AK Parti ilk yolu tercih etti. Doksanlı yıllarda yetişen yeni dindar kuşakların temsil ettiği ‘zamanın ruhu’ baskın çıktı ve güven veren çoğulcu bir liderlik sayesinde tabanda da olumlu karşılık buldu. ‘Kazanmak’ siyasi alanda ilk kez farklılıkları normalleştiren bir dinamik oluşturdu.

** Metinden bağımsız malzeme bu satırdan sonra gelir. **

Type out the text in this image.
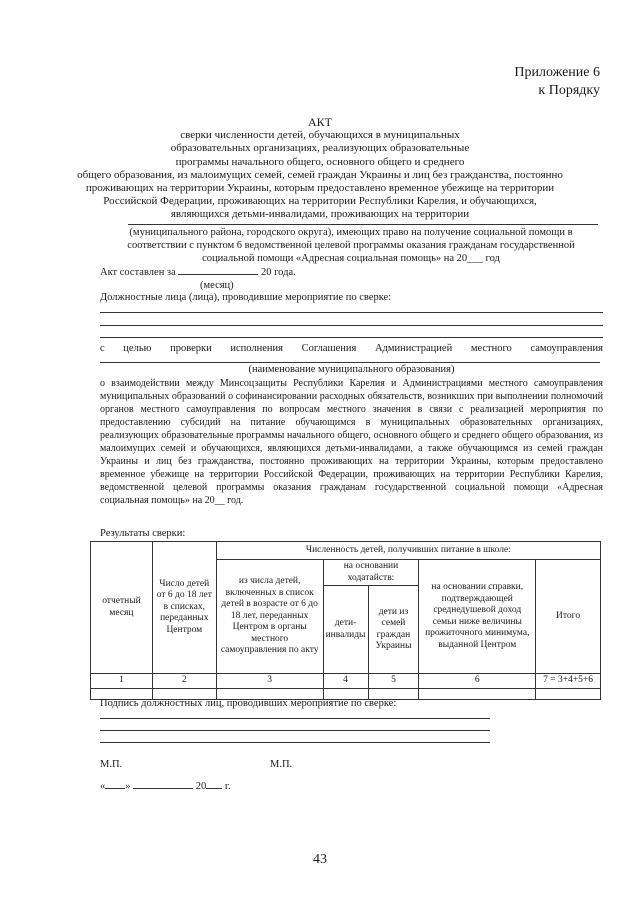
Приложение 6
к Порядку
АКТ
сверки численности детей, обучающихся в муниципальных
образовательных организациях, реализующих образовательные
программы начального общего, основного общего и среднего
общего образования, из малоимущих семей, семей граждан Украины и лиц без гражданства, постоянно
проживающих на территории Украины, которым предоставлено временное убежище на территории
Российской Федерации, проживающих на территории Республики Карелия, и обучающихся,
являющихся детьми-инвалидами, проживающих на территории
(муниципального района, городского округа), имеющих право на получение социальной помощи в
соответствии с пунктом 6 ведомственной целевой программы оказания гражданам государственной
социальной помощи «Адресная социальная помощь» на 20___ год
Акт составлен за	20 года.
(месяц)
Должностные лица (лица), проводившие мероприятие по сверке:
с целью проверки исполнения Соглашения Администрацией местного самоуправления
(наименование муниципального образования)
о взаимодействии между Минсоцзащиты Республики Карелия и Администрациями местного самоуправления муниципальных образований о софинансировании расходных обязательств, возникших при выполнении полномочий органов местного самоуправления по вопросам местного значения в связи с реализацией мероприятия по предоставлению субсидий на питание обучающимся в муниципальных образовательных организациях, реализующих образовательные программы начального общего, основного общего и среднего общего образования, из малоимущих семей и обучающихся, являющихся детьми-инвалидами, а также обучающимся из семей граждан Украины и лиц без гражданства, постоянно проживающих на территории Украины, которым предоставлено временное убежище на территории Российской Федерации, проживающих на территории Республики Карелия, ведомственной целевой программы оказания гражданам государственной социальной помощи «Адресная социальная помощь» на 20__ год.
Результаты сверки:
отчетный месяц	Число детей от 6 до 18 лет в списках, переданных Центром	Численность детей, получивших питание в школе:				
		из числа детей, включенных в список детей в возрасте от 6 до 18 лет, переданных Центром в органы местного самоуправления по акту	на основании ходатайств:		на основании справки, подтверждающей среднедушевой доход семьи ниже величины прожиточного минимума, выданной Центром	Итого
			дети-инвалиды	дети из семей граждан Украины		
1	2	3	4	5	6	7 = 3+4+5+6

Подпись должностных лиц, проводивших мероприятие по сверке:
М.П.	М.П.
« »	20 г.
43
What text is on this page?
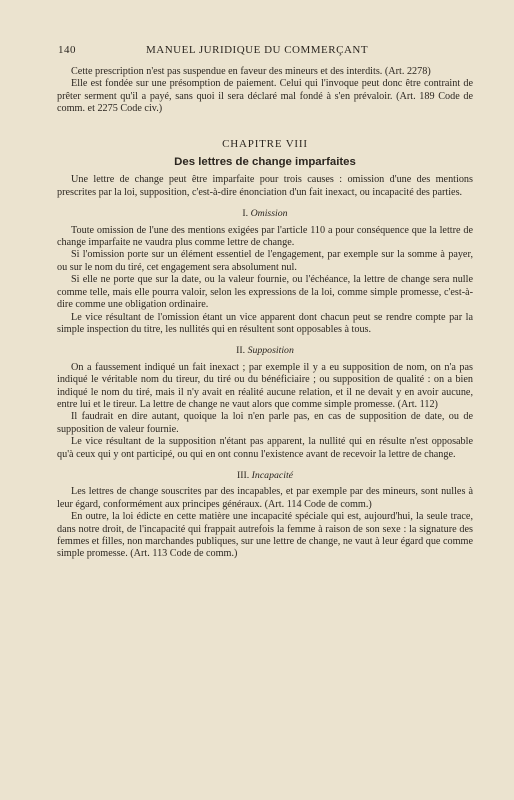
140	MANUEL JURIDIQUE DU COMMERÇANT

Cette prescription n'est pas suspendue en faveur des mineurs et des interdits. (Art. 2278)

Elle est fondée sur une présomption de paiement. Celui qui l'invoque peut donc être contraint de prêter serment qu'il a payé, sans quoi il sera déclaré mal fondé à s'en prévaloir. (Art. 189 Code de comm. et 2275 Code civ.)

CHAPITRE VIII
Des lettres de change imparfaites

Une lettre de change peut être imparfaite pour trois causes : omission d'une des mentions prescrites par la loi, supposition, c'est-à-dire énonciation d'un fait inexact, ou incapacité des parties.

I. Omission

Toute omission de l'une des mentions exigées par l'article 110 a pour conséquence que la lettre de change imparfaite ne vaudra plus comme lettre de change.

Si l'omission porte sur un élément essentiel de l'engagement, par exemple sur la somme à payer, ou sur le nom du tiré, cet engagement sera absolument nul.

Si elle ne porte que sur la date, ou la valeur fournie, ou l'échéance, la lettre de change sera nulle comme telle, mais elle pourra valoir, selon les expressions de la loi, comme simple promesse, c'est-à-dire comme une obligation ordinaire.

Le vice résultant de l'omission étant un vice apparent dont chacun peut se rendre compte par la simple inspection du titre, les nullités qui en résultent sont opposables à tous.

II. Supposition

On a faussement indiqué un fait inexact ; par exemple il y a eu supposition de nom, on n'a pas indiqué le véritable nom du tireur, du tiré ou du bénéficiaire ; ou supposition de qualité : on a bien indiqué le nom du tiré, mais il n'y avait en réalité aucune relation, et il ne devait y en avoir aucune, entre lui et le tireur. La lettre de change ne vaut alors que comme simple promesse. (Art. 112)

Il faudrait en dire autant, quoique la loi n'en parle pas, en cas de supposition de date, ou de supposition de valeur fournie.

Le vice résultant de la supposition n'étant pas apparent, la nullité qui en résulte n'est opposable qu'à ceux qui y ont participé, ou qui en ont connu l'existence avant de recevoir la lettre de change.

III. Incapacité

Les lettres de change souscrites par des incapables, et par exemple par des mineurs, sont nulles à leur égard, conformément aux principes généraux. (Art. 114 Code de comm.)

En outre, la loi édicte en cette matière une incapacité spéciale qui est, aujourd'hui, la seule trace, dans notre droit, de l'incapacité qui frappait autrefois la femme à raison de son sexe : la signature des femmes et filles, non marchandes publiques, sur une lettre de change, ne vaut à leur égard que comme simple promesse. (Art. 113 Code de comm.)
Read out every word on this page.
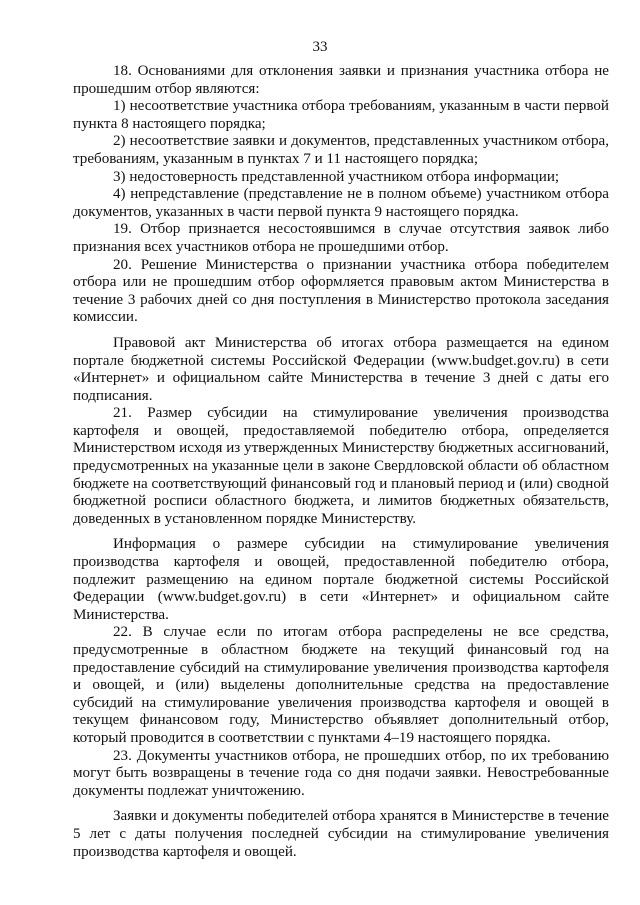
33

18. Основаниями для отклонения заявки и признания участника отбора не прошедшим отбор являются:

1) несоответствие участника отбора требованиям, указанным в части первой пункта 8 настоящего порядка;

2) несоответствие заявки и документов, представленных участником отбора, требованиям, указанным в пунктах 7 и 11 настоящего порядка;

3) недостоверность представленной участником отбора информации;

4) непредставление (представление не в полном объеме) участником отбора документов, указанных в части первой пункта 9 настоящего порядка.

19. Отбор признается несостоявшимся в случае отсутствия заявок либо признания всех участников отбора не прошедшими отбор.

20. Решение Министерства о признании участника отбора победителем отбора или не прошедшим отбор оформляется правовым актом Министерства в течение 3 рабочих дней со дня поступления в Министерство протокола заседания комиссии.

Правовой акт Министерства об итогах отбора размещается на едином портале бюджетной системы Российской Федерации (www.budget.gov.ru) в сети «Интернет» и официальном сайте Министерства в течение 3 дней с даты его подписания.

21. Размер субсидии на стимулирование увеличения производства картофеля и овощей, предоставляемой победителю отбора, определяется Министерством исходя из утвержденных Министерству бюджетных ассигнований, предусмотренных на указанные цели в законе Свердловской области об областном бюджете на соответствующий финансовый год и плановый период и (или) сводной бюджетной росписи областного бюджета, и лимитов бюджетных обязательств, доведенных в установленном порядке Министерству.

Информация о размере субсидии на стимулирование увеличения производства картофеля и овощей, предоставленной победителю отбора, подлежит размещению на едином портале бюджетной системы Российской Федерации (www.budget.gov.ru) в сети «Интернет» и официальном сайте Министерства.

22. В случае если по итогам отбора распределены не все средства, предусмотренные в областном бюджете на текущий финансовый год на предоставление субсидий на стимулирование увеличения производства картофеля и овощей, и (или) выделены дополнительные средства на предоставление субсидий на стимулирование увеличения производства картофеля и овощей в текущем финансовом году, Министерство объявляет дополнительный отбор, который проводится в соответствии с пунктами 4–19 настоящего порядка.

23. Документы участников отбора, не прошедших отбор, по их требованию могут быть возвращены в течение года со дня подачи заявки. Невостребованные документы подлежат уничтожению.

Заявки и документы победителей отбора хранятся в Министерстве в течение 5 лет с даты получения последней субсидии на стимулирование увеличения производства картофеля и овощей.
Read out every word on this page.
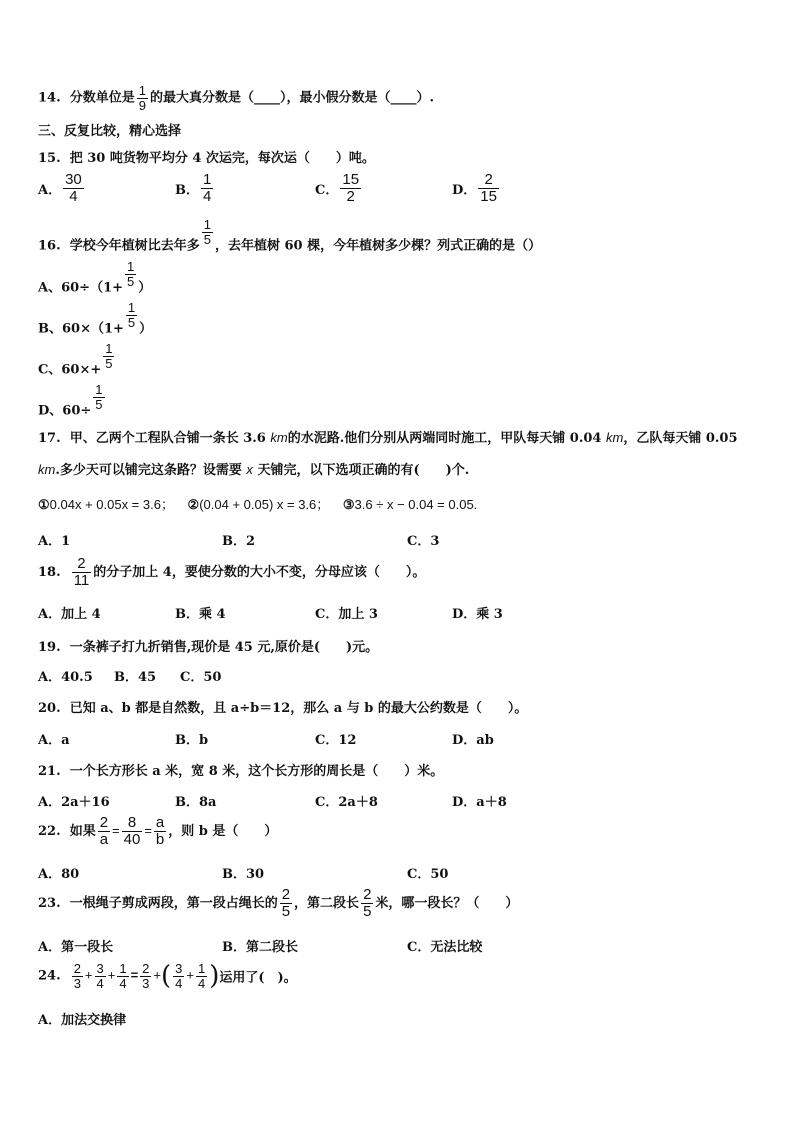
14. 分数单位是 $\frac{1}{9}$ 的最大真分数是（____），最小假分数是（____）.
三、反复比较，精心选择
15. 把 30 吨货物平均分 4 次运完，每次运（　　）吨。
A． $\frac{30}{4}$	B． $\frac{1}{4}$	C． $\frac{15}{2}$	D． $\frac{2}{15}$
16. 学校今年植树比去年多 $\frac{1}{5}$ ，去年植树 60 棵，今年植树多少棵？列式正确的是（）
A、$60\div(1+ \frac{1}{5}$ ）
B、$60\times(1+ \frac{1}{5}$ ）
C、$60\times+ \frac{1}{5}$
D、$60\div \frac{1}{5}$
17. 甲、乙两个工程队合铺一条长 3.6 km的水泥路.他们分别从两端同时施工，甲队每天铺 0.04 km，乙队每天铺 0.05
km.多少天可以铺完这条路？设需要 x 天铺完，以下选项正确的有(　　)个.
①0.04x + 0.05x = 3.6； ②(0.04 + 0.05) x = 3.6； ③3.6 ÷ x − 0.04 = 0.05.
A．1	B．2	C．3
18. $\frac{2}{11}$ 的分子加上 4，要使分数的大小不变，分母应该（　　）。
A．加上 4	B．乘 4	C．加上 3	D．乘 3
19. 一条裤子打九折销售,现价是 45 元,原价是(　　)元。
A．40.5 B．45 C．50
20. 已知 a、b 都是自然数，且 a÷b＝12，那么 a 与 b 的最大公约数是（　　）。
A．a	B．b	C．12	D．ab
21. 一个长方形长 a 米，宽 8 米，这个长方形的周长是（　　）米。
A．2a＋16	B．8a	C．2a＋8	D．a＋8
22. 如果 $\frac{2}{a} = \frac{8}{40} = \frac{a}{b}$ ，则 b 是（　　）
A．80	B．30	C．50
23. 一根绳子剪成两段，第一段占绳长的 $\frac{2}{5}$ ，第二段长 $\frac{2}{5}$ 米，哪一段长？（　　）
A．第一段长	B．第二段长	C．无法比较
24. $\frac{2}{3} + \frac{3}{4} + \frac{1}{4} = \frac{2}{3}$ +( $\frac{3}{4} + \frac{1}{4}$ )运用了(　)。
A．加法交换律
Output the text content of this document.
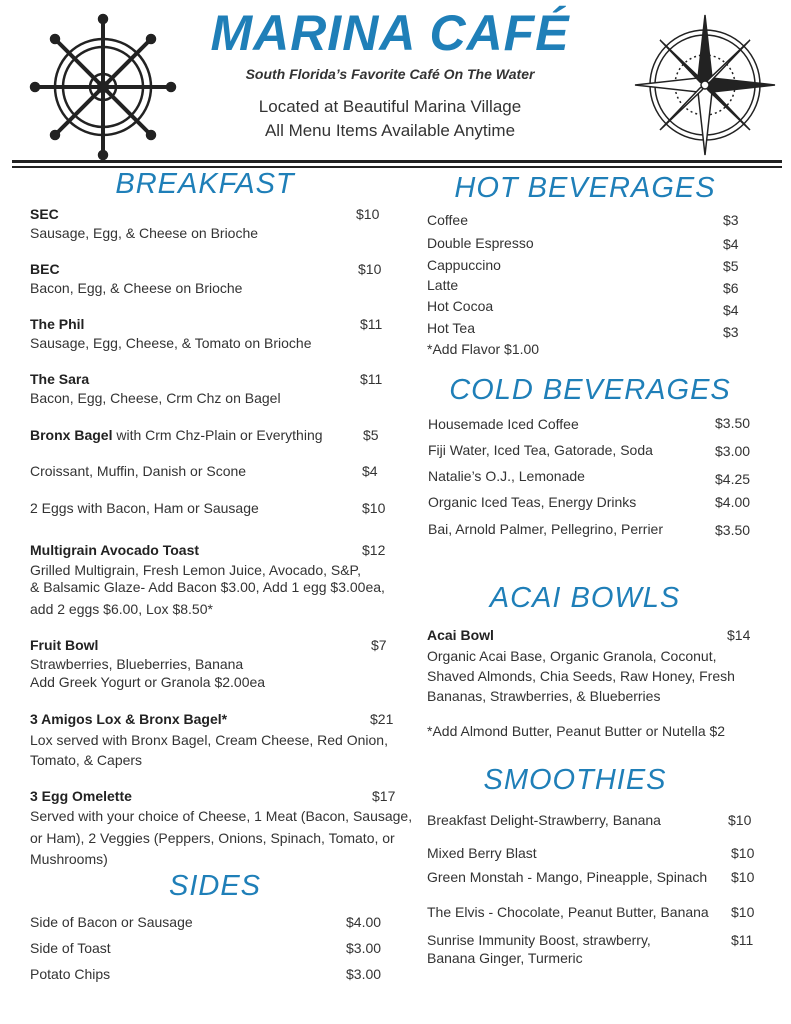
MARINA CAFÉ
South Florida’s Favorite Café On The Water
Located at Beautiful Marina Village
All Menu Items Available Anytime
BREAKFAST
SEC	$10
Sausage, Egg, & Cheese on Brioche
BEC	$10
Bacon, Egg, & Cheese on Brioche
The Phil	$11
Sausage, Egg, Cheese, & Tomato on Brioche
The Sara	$11
Bacon, Egg, Cheese, Crm Chz on Bagel
Bronx Bagel with Crm Chz-Plain or Everything	$5
Croissant, Muffin, Danish or Scone	$4
2 Eggs with Bacon, Ham or Sausage	$10
Multigrain Avocado Toast	$12
Grilled Multigrain, Fresh Lemon Juice, Avocado, S&P,
& Balsamic Glaze- Add Bacon $3.00, Add 1 egg $3.00ea,
add 2 eggs $6.00, Lox $8.50*
Fruit Bowl	$7
Strawberries, Blueberries, Banana
Add Greek Yogurt or Granola $2.00ea
3 Amigos Lox & Bronx Bagel*	$21
Lox served with Bronx Bagel, Cream Cheese, Red Onion,
Tomato, & Capers
3 Egg Omelette	$17
Served with your choice of Cheese, 1 Meat (Bacon, Sausage,
or Ham), 2 Veggies (Peppers, Onions, Spinach, Tomato, or
Mushrooms)
SIDES
Side of Bacon or Sausage	$4.00
Side of Toast	$3.00
Potato Chips	$3.00
HOT BEVERAGES
Coffee	$3
Double Espresso	$4
Cappuccino	$5
Latte	$6
Hot Cocoa	$4
Hot Tea	$3
*Add Flavor $1.00
COLD BEVERAGES
Housemade Iced Coffee	$3.50
Fiji Water, Iced Tea, Gatorade, Soda	$3.00
Natalie’s O.J., Lemonade	$4.25
Organic Iced Teas, Energy Drinks	$4.00
Bai, Arnold Palmer, Pellegrino, Perrier	$3.50
ACAI BOWLS
Acai Bowl	$14
Organic Acai Base, Organic Granola, Coconut,
Shaved Almonds, Chia Seeds, Raw Honey, Fresh
Bananas, Strawberries, & Blueberries
*Add Almond Butter, Peanut Butter or Nutella $2
SMOOTHIES
Breakfast Delight-Strawberry, Banana	$10
Mixed Berry Blast	$10
Green Monstah - Mango, Pineapple, Spinach $10
The Elvis - Chocolate, Peanut Butter, Banana $10
Sunrise Immunity Boost, strawberry,	$11
Banana Ginger, Turmeric
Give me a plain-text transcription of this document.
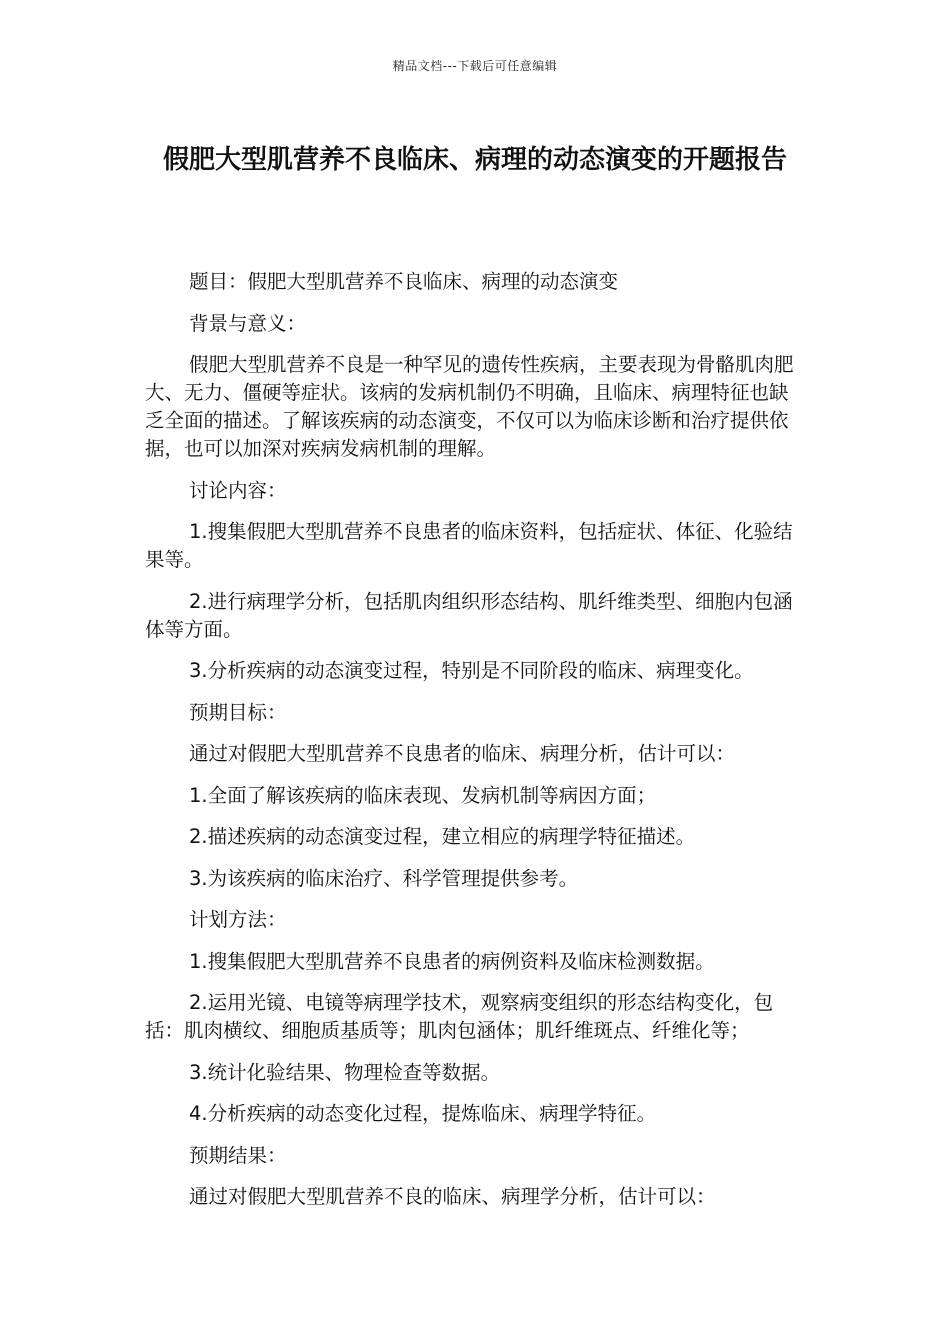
精品文档---下载后可任意编辑
假肥大型肌营养不良临床、病理的动态演变的开题报告

题目：假肥大型肌营养不良临床、病理的动态演变

背景与意义：

假肥大型肌营养不良是一种罕见的遗传性疾病，主要表现为骨骼肌肉肥大、无力、僵硬等症状。该病的发病机制仍不明确，且临床、病理特征也缺乏全面的描述。了解该疾病的动态演变，不仅可以为临床诊断和治疗提供依据，也可以加深对疾病发病机制的理解。

讨论内容：

1.搜集假肥大型肌营养不良患者的临床资料，包括症状、体征、化验结果等。

2.进行病理学分析，包括肌肉组织形态结构、肌纤维类型、细胞内包涵体等方面。

3.分析疾病的动态演变过程，特别是不同阶段的临床、病理变化。

预期目标：

通过对假肥大型肌营养不良患者的临床、病理分析，估计可以：

1.全面了解该疾病的临床表现、发病机制等病因方面；

2.描述疾病的动态演变过程，建立相应的病理学特征描述。

3.为该疾病的临床治疗、科学管理提供参考。

计划方法：

1.搜集假肥大型肌营养不良患者的病例资料及临床检测数据。

2.运用光镜、电镜等病理学技术，观察病变组织的形态结构变化，包括：肌肉横纹、细胞质基质等；肌肉包涵体；肌纤维斑点、纤维化等；

3.统计化验结果、物理检查等数据。

4.分析疾病的动态变化过程，提炼临床、病理学特征。

预期结果：

通过对假肥大型肌营养不良的临床、病理学分析，估计可以：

Bugün söz konusu yoldan sapılırken fazlasıyla ironik bir durumla karşı karşıyayız. AK Parti artık kendi cemaatinin çıkarlarını koruyacak bir yola da giremiyor. Ne demokratik düzeni inşa etme, ne de cemaatçi siyaseti pekiştirme imkanı yok. Diğer deyişle iktidarı kazanmasına karşın, siyaseti kaybediyor… Çünkü salt iktidarı sürdürme uğruna devletle koalisyon yapmanın maliyeti var. İktidar sürebilse de, bunun gerçekte kimlerin iktidarı olduğu belirsizleşiyor ve dizginler toplumsal görünürlüğün ötesinde, karanlık bir alemde aranıyor.
***
Bir zamanlar CHP ile koalisyondan korkan AK Parti, şimdi MHP sembolizminin gerisindeki devlet yapılanması ile birlikte yürüyor. Oysa CHP şeffaftı… Resmi ideolojinin olsa olsa görüntü işlevini yerine getiriyordu. AK Parti kazanacağı apaçık bir işbirliğinden korkarken, nihayette sırtını ideolojik sistemin siyasi korkuluklarına dayamak zorunda kaldı.
‘İktidar devam etsin yeter’ denecekse AK Parti bu sürede ‘kazandı’… Ama toplumsal bütünleşme şansı harcanırken, dindarlar kaybetti.